Make your support network
While some of us function well without many others in our lives, most of us need company in some form or another, on or offline. That might be for friendship, moral support, advice or solidarity.
Today’s task is to work out who are the lucky individuals that get to be in your squad.
If it’s been a while since you’ve caught up with your mates, or if you’re worried your friendships are suffering because of work or study, set aside time in your diary to meet up in person, catch up on the phone, or send them an email letting them know how you are and wishing them all the best. Repeat this across the year, making sure key catch up dates, birthdays and other significant events are prioritised in your diary. Ping yourself reminders if you’re likely to forget. If you feel bad you’ve not been in touch for a while it’s fine to tell friends you’re starting afresh this year and hope to be a bigger part of their lives.
Sometimes travelling for work, moving for a job or study, or the passing of time makes it difficult to make new friends. Setting aside time to care for yourself via hobbies, social clubs, talks or other events also has the knock on effect of being able to meet new people, which in turn can allow friendships to blossom. And you never know what new connections you’ll be making as your research journey grows.

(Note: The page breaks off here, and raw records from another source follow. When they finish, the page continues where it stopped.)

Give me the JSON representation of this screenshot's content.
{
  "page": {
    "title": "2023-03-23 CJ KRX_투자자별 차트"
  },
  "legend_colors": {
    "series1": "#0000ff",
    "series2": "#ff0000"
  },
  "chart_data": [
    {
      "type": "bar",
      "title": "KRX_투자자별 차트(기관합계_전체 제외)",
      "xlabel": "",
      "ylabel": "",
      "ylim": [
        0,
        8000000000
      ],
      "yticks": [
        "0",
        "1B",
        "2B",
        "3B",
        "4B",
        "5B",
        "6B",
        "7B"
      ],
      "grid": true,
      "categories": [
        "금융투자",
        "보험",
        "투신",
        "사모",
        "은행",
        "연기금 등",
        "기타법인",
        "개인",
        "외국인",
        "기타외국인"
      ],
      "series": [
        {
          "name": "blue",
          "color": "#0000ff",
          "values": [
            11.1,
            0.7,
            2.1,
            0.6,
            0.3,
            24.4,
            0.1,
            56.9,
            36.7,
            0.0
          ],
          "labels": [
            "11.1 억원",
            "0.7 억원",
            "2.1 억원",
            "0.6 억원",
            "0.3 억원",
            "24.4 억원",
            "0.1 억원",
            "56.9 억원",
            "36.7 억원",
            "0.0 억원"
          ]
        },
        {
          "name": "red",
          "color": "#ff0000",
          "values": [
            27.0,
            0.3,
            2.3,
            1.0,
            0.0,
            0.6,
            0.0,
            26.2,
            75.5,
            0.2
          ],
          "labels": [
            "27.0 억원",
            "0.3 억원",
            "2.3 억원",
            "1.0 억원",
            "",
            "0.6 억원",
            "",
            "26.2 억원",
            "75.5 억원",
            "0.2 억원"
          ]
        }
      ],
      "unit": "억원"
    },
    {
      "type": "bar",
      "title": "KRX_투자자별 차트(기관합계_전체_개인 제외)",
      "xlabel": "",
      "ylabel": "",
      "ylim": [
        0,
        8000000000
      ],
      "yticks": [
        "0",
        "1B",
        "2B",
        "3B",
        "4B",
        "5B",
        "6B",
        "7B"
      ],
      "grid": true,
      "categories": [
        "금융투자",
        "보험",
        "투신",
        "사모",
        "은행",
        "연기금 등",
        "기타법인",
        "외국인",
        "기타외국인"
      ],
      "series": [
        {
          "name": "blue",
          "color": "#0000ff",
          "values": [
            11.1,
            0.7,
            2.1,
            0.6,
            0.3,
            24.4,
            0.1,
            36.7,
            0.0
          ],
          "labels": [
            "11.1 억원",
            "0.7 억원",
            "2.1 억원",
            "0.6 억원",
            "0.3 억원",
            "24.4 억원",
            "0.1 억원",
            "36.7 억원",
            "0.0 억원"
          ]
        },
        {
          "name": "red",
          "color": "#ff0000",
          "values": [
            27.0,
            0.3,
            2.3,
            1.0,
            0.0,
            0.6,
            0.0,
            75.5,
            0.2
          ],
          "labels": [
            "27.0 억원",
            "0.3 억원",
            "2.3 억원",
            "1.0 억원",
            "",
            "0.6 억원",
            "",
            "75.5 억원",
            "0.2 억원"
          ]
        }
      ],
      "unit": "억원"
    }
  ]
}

You may still have close contact with your family, but if you are separated due to your work or theirs, being able to stay in touch via letter, email, or phone if you can help you feel connected. You may want to organise a regular time you call or message as something to look forward during your week, or keep all channels open so you catch up as often as you’re able (this may be useful if you’re living or working in areas where connectivity is a problem).
Some people use study as a means of escape, or become estranged from their family over time. In such cases you may want to spend this year creating what the author Armistead Maupin calls a ‘logical family’ – a friendship group that becomes your chosen kin. Stand Alone can help if you are struggling.
These may already be in your friendship group, or they may just be the folk you work with. Finding allies you can sound off to, have a break with, learn from, or share the workload with can be vital not just for your emotional wellbeing but for your career progression too.
If you are an independent researcher, early career researcher, starting a new job, or returning to work you may want to identify professional networks that can support you. Those might be online special interest groups, subject focused groups, or peer support networks. Or you may find professional bodies or organisations within or outside your workplace provide the opportunity to make connections and find like-minded individuals you could collaborate or commiserate with. Societies and professional organisations or workplace study groups are also an excellent way to connect. If you’re struggling to find these networks, you could try setting up your own group and see who joins in.
If you already have a few friends or colleagues but want more people in your life you could organise a meet up on or offline where everyone you know brings someone they know so you can all find others to connect with. Or you might play matchmaker introducing people you meet to others you already know that have something in common.
Hashtags are a fantastic way to find folk. Instagram, Twitter and Facebook in particular are used by academics to share ideas, ask for help, get advice, and foster opportunities. You don’t have to join in a chat, you can use hashtags to locate others and read what they’re saying. Or you can use hashtags yourself to be part of bigger conversations or broadcast that you’re in need of a chat or assistance.
If you found this difficult
It may be your social life is sorted, in which case, enjoy! However, if you are struggling to make connections due to ill health or disability it’s worth being critical about the pressure to be endlessly social. Not everyone wants to be, and sometimes you need space to simply focus on your own needs. We talked earlier in the month about letting go and that may include friendships or professional relationships that are not working out for you.
Alternatively you may crave connection but distance, disability or prejudice may keep you isolated. In this case being able to stay in touch remotely with those you do care about can be a lifeline. And if you have nobody you can use the social media options above to start finding your crew online. The advantage with this is you can time contact to when energy and connectivity allows.
For some of us, no matter how well connected we are, we can still struggle if our mental health is poor. If thinking about friendships or building networks has made you feel inadequate or anxious and/or you’re struggling with mental health issues you might use it as a prompt to see your doctor or speak to a counsellor if one is available to you. Alternatively mental health charities can be used as a source of self care – searching for these online will also bring up free resources you can use to help yourself.
You may also need a support network because you are being bullied, harassed, abused or otherwise discriminated against at work. Aside from using as many of the options listed above, making use of your union, professional organisations, or charities that support those being harmed at work can be both necessary for your mental health, and vital to ensure you are not harmed personally or professionally. There is much more information on how to keep yourself safe in Chapter 6 of The Research Companion.
If you want to have others around you, make this the year you build connections. It may feel hard to make that first move or say that initial hello, but by the end of the year you may be blessed with others whose lives you’ll be enriching and who’ll be cheerleading you in return.